Sorolla contempla Granada bajo la inmediatez a la que le somete el frío (los pequeños estanques de la Alhambra permanecen helados mientras los pinta), y su poderosa y matérica pincelada larga, se reconvierte en una insinuación cercana a la acuarela, donde los trazos se difuminan en una luz de invierno en contraposición a sus famosas escenas de mar en la playa de la Malvarrosa. El maestro tampoco necesita mucho más, porque su doctorado sale indemne de tan aguerrida batalla. La finitud infinita de una Sierra Nevada cubierta de un poderoso color blanquecino adornan sus cuadros a modo de fuerza sobrehumana, a la que Sorolla hace frente, y con la que nos acerca la inmensidad de un cielo que se pierde en el horizonte en un guiño adornado de color.

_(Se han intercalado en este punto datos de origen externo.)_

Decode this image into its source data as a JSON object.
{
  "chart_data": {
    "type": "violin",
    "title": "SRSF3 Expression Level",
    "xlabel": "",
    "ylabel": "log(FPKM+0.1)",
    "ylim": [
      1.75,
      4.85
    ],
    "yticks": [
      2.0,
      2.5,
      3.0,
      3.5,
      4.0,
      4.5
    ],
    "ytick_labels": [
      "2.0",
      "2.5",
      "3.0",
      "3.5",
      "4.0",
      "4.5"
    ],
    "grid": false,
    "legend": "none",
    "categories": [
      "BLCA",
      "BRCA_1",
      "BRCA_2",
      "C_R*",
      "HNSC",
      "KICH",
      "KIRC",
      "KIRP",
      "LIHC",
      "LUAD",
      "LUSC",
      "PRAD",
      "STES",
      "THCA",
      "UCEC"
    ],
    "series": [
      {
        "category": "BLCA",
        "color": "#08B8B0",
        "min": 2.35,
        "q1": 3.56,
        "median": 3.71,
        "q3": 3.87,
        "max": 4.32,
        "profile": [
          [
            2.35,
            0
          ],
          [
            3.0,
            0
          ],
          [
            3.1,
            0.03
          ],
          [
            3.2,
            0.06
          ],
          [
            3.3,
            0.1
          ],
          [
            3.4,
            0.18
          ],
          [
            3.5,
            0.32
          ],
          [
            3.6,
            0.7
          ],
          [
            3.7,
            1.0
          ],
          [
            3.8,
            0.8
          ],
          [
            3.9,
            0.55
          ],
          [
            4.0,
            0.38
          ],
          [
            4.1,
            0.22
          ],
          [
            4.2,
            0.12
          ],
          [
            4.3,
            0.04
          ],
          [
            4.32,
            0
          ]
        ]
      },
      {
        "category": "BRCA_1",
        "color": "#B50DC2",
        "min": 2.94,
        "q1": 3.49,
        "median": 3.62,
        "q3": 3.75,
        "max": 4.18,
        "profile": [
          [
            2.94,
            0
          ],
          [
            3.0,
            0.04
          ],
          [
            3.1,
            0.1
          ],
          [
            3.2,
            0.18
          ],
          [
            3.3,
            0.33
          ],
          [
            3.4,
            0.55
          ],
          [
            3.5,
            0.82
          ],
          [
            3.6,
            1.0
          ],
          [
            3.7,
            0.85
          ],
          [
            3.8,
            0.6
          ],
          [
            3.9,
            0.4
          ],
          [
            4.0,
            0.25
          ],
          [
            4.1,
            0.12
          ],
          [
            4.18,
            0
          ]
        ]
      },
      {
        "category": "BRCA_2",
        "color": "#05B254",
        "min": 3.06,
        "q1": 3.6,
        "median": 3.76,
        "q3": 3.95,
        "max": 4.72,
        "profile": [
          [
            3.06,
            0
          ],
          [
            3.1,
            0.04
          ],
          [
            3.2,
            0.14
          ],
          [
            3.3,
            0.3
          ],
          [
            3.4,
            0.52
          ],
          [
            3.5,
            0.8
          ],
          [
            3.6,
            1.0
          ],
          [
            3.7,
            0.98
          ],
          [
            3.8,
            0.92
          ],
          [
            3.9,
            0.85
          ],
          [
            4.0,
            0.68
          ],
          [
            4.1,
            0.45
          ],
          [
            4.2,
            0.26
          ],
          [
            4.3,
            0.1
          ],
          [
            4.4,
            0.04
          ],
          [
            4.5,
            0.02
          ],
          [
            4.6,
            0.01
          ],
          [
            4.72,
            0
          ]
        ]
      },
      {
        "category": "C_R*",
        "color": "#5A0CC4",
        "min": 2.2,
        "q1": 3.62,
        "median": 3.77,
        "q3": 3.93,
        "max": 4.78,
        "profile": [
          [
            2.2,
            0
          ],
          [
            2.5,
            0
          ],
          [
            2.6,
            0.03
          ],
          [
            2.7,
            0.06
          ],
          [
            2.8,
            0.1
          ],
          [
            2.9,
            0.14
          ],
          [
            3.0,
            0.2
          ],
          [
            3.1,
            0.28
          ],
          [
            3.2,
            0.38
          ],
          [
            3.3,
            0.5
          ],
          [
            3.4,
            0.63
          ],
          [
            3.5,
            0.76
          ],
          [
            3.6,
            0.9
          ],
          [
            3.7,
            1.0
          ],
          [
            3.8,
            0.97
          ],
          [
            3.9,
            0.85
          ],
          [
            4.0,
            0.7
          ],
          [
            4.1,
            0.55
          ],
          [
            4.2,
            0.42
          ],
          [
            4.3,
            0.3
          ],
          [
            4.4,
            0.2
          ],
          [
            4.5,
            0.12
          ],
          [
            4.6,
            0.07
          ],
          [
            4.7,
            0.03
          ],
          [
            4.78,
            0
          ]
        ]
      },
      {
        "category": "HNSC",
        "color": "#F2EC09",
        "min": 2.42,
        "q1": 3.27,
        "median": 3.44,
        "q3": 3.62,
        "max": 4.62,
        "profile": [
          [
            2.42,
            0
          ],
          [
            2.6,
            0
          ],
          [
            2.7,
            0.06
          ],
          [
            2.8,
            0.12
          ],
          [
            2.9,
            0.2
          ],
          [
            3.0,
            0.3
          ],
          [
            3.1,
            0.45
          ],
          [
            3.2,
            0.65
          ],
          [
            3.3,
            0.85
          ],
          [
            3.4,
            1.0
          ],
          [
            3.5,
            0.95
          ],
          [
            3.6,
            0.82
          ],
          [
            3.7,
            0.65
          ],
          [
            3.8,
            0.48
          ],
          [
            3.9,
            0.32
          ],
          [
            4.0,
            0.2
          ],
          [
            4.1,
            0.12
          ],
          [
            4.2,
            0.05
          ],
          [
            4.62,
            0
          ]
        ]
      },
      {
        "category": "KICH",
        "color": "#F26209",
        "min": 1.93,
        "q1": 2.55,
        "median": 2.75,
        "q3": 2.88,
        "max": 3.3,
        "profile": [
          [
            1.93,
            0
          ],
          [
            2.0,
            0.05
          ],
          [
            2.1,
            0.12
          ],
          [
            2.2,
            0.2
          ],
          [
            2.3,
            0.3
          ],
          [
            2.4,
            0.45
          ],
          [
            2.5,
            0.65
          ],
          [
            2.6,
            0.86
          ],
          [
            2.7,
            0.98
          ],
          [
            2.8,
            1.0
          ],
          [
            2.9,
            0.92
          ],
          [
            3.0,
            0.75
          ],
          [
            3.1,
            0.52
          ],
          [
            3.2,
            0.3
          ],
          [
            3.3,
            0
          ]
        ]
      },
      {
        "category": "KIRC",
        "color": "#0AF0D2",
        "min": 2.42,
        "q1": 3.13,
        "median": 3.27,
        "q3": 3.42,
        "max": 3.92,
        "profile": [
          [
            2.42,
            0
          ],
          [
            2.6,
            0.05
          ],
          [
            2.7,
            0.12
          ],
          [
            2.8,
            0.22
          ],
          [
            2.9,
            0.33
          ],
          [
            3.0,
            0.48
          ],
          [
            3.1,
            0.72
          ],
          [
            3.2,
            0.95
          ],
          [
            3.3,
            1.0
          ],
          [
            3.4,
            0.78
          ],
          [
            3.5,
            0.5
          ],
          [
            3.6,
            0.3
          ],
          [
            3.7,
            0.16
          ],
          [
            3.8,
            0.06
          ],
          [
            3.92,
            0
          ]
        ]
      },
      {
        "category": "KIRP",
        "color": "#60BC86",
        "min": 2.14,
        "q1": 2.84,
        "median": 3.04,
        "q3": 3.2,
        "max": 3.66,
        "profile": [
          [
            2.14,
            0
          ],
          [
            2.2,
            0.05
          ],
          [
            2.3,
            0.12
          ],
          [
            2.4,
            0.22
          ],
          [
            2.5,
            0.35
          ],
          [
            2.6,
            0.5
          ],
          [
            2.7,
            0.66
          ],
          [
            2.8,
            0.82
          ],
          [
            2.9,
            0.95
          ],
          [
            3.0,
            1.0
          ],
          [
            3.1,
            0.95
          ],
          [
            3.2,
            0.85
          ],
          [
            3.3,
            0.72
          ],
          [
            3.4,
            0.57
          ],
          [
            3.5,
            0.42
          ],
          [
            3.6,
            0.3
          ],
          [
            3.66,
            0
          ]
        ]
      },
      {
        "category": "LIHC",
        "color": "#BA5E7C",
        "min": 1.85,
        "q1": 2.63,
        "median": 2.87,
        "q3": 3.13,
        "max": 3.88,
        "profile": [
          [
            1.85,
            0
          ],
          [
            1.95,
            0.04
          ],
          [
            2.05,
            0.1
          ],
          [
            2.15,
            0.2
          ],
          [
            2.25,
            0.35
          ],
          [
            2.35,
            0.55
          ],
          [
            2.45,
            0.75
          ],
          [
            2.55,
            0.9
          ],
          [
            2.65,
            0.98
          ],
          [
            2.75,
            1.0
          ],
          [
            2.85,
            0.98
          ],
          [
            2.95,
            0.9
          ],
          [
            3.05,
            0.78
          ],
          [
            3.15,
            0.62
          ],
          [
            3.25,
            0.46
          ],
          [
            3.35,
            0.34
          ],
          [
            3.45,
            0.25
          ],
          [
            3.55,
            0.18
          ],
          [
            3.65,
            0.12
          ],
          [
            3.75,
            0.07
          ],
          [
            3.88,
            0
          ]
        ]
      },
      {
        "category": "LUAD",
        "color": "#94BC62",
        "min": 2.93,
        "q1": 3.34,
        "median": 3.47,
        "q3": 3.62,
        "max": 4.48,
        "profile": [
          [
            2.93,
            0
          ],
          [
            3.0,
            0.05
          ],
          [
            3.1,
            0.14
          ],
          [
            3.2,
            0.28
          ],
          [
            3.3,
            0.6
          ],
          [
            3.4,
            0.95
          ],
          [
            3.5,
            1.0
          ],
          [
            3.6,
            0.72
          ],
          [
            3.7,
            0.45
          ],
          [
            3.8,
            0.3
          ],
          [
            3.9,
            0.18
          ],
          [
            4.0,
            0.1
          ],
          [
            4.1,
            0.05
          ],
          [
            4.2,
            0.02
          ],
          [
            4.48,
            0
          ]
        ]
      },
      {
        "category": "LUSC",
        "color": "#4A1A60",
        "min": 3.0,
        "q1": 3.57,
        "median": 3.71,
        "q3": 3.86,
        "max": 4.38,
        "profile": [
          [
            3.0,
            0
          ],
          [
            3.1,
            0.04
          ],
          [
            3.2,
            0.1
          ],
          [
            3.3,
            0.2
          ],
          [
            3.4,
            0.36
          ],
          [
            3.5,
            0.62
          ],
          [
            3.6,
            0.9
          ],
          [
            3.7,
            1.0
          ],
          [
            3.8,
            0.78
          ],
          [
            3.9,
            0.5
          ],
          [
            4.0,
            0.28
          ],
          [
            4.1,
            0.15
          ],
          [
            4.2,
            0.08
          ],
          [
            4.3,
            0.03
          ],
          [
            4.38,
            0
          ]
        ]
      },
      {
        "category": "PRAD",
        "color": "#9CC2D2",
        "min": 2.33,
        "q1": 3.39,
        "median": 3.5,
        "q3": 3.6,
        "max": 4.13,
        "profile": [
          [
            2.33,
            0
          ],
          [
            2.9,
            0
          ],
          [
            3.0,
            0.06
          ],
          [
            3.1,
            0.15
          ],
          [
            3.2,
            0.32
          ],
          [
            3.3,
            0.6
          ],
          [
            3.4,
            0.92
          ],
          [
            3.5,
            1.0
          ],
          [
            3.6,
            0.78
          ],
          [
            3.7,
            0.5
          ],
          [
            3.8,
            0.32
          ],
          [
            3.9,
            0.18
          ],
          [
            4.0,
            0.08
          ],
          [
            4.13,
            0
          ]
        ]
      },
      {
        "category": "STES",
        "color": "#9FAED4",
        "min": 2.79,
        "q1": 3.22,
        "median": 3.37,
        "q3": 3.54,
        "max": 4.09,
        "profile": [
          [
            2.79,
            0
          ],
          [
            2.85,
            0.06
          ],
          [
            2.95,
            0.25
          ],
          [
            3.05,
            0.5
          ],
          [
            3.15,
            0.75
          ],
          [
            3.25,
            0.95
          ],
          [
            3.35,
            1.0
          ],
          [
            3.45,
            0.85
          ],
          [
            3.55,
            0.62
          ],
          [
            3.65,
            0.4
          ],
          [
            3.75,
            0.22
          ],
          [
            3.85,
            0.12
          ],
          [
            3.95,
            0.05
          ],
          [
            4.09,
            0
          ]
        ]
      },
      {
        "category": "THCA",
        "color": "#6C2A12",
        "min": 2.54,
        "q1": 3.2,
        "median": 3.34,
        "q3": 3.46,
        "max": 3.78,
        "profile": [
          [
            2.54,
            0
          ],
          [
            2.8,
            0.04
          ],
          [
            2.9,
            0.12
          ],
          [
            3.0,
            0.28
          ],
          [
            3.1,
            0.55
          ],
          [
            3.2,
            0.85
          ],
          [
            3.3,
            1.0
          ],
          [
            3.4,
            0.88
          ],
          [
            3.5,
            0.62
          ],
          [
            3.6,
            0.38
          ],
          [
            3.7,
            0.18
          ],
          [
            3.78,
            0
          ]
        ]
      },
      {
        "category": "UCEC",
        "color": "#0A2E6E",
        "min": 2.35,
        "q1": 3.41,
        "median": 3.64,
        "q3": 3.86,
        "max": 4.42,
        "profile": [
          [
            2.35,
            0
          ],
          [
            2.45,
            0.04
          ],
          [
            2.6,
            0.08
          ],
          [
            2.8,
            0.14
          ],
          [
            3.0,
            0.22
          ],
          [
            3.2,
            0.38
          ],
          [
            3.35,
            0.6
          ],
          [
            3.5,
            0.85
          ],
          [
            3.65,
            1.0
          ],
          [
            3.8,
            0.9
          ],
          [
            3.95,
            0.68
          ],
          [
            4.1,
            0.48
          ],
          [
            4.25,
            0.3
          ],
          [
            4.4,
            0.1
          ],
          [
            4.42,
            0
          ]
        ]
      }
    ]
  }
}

El gran poder de Sorolla en Granada se encuentra en la habilidad de gran pintor que sale victoriosa ante los elementos, porque en algunos casos, Sorolla apenas necesita más que sugerir las siluetas de aquello que pinta para dejar acabado el cuadro; un don que sólo poseen los grandes maestros, y que en esta ocasión, nos recordó a la excepcionalidad de Antonio López para sugerir el todo dentro de la nada en su serie sobre la Gran Vía madrileña que se expuso recientemente en el Museo Thyssen Bornemisza, cuando contrariamente a lo que en él es habitual, nos mostró los cuadros de diferentes edificios a distintas horas del día, estando la mayoría de ellos apenas sugeridos en meros apuntes, pero que en sí mismos ya guardaban la esencia de una gran obra. Así se nos revela Sorolla en su mirada sobre la luz y los edificios de Granada, bajo cuyo duende cayó hipnotizado. No en vano, somos testigos de cómo diferentes manifestaciones artísticas se cogen de la mano y marchan juntas en pos de la belleza; una belleza tenue, casi pastel en ocasiones que se vuelve en melancólica, como una historia de amor entre una sirena y un marinero.
Los cuadros de Sorolla en Granada, le sirvieron al pintor para descargar el gran peso y responsabilidad que le suponían los murales de la Hispanic Society of America, y tanto el tamaño como la composición de los mismos (casi totalmente geométrica) nos hacen compararlos con una aventura de amor y pasión, fugaz como los límites de la ilusión sobre lo no permitido. Un resultado que en esta caso no es fallido ni tímido, sino todo lo contario, porque hay que buscar en el contraste de estas instantáneas una de las versiones más íntimas del pintor valenciano, que se dejó llevar por las grandes dosis de embrujo de una Alhambra retratada bajo la temerosa luz invernal, a la que Sorolla supo transmitirle su inconfundible estilo recubierto de una insinuación cercana a la acuarela.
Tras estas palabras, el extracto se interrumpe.